Officers are trained to give verbal commands to gain compliance before using force. These commands may include a warning, but it is not required, as no incidents are the same and a situation may not safely allow for a warning. Officers are trained and policy dictates that officers use only the amount of force that’s reasonably necessary.
The Evanston Police Department’s policy states that officers should move out of the path of the moving vehicle and that they should only discharge their firearm at a moving vehicle if there is no other reasonable means available to avert the threat; if deadly force is directed at the officer or others; or if the escape of an offender(s) would endanger human life or inflict great bodily harm unless arrested without delay.
If a person files a complaint against a member of the police department, the Office of Professional Standard (OPS) commences an investigation into the alleged misconduct. Typically, the investigation includes interviews with the complainant, the accused officer(s), and any witnesses to the incident. OPS reviews any and all available reports, video, and photographs, and canvasses for any additional evidence or witnesses that could assist in the investigation.
Once the investigation is complete, OPS provides a written report detailing the investigation to the accused officer’s first line supervisor. The report contains all possible rule violations uncovered in the investigation. The supervisor reviews the investigation conducted by OPS and gives a disposition and recommendation for discipline, if appropriate. This same process is repeated by the commander, deputy chief and lastly, the chief of police, who makes the final decision. Discipline may include oral reprimand, written reprimand, suspension, or termination.
Yes. Once EPD’s Office of Professional Standards has completed its investigation of any complaint, the Citizen Police Review Commission, comprised of nine Evanston residents appointed by the Mayor, reviews the complaint, investigation, and findings and discipline, and either concurs with or dissents with the decision of the police chief. The Citizen Police Review Commission’s recommendation goes to the Evanston City Council’s Human Services Committee, which is comprised of elected Aldermen.
In 2019, the Office of Professional Standards investigated 15 citizen complaints.
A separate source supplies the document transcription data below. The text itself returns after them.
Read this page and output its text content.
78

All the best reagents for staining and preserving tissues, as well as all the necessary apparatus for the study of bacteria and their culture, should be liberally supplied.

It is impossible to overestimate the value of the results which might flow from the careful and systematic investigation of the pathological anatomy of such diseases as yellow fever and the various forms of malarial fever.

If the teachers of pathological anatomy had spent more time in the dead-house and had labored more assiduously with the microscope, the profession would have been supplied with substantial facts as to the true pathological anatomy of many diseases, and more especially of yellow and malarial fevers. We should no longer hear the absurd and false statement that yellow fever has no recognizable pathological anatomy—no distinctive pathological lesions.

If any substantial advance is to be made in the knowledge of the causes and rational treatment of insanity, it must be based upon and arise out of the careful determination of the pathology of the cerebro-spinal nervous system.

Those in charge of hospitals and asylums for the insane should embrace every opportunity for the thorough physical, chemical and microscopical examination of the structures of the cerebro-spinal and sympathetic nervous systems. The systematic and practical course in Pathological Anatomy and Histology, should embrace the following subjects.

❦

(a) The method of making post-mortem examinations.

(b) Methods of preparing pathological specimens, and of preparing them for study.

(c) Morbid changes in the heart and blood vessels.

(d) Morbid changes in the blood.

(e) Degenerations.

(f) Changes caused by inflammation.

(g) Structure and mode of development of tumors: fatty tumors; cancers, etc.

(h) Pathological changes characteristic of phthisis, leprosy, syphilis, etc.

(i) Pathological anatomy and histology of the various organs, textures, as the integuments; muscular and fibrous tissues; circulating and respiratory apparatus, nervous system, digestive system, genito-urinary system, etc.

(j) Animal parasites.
As of June 2020, eight citizen complaints have been investigated. One is complete and the other seven are going through the process.
The investigation will be complete when all body-worn camera footage is reviewed and interviews are completed with officers, witnesses and any complainants. If a complaint is filed by the subject, the findings of the investigation by OPS will go to the Citizen Police Review Commission and then the City Council’s Human Services Committee. If no complaint is filed, then the findings will go directly to the City Council’s Human Services Committee.
All Evanston Police personnel complete their initial training through the police academy, as prescribed in the Illinois Police Training Act. The Evanston Police Department uses a combination of a regional police training institutes, online, and in-house training to keep officers current with the mandates outlined in the Act.
All members of the police department have received some form of de-escalation training through various training classes. In 2017, all members of the department completed in-house training with procedural justice instructors, which included de-escalation training. As recently as November 2019, all department members completed online de-escalation training. To date, 92 members of the department have attended a 40-hour Crisis Intervention Training, which encompasses de-escalation as a practice for dealing with those in a crisis.
The Office of Professional Standards also partnered with Dr. Gilo Kwesi Logan to conduct department-wide Diversity and Inclusion training.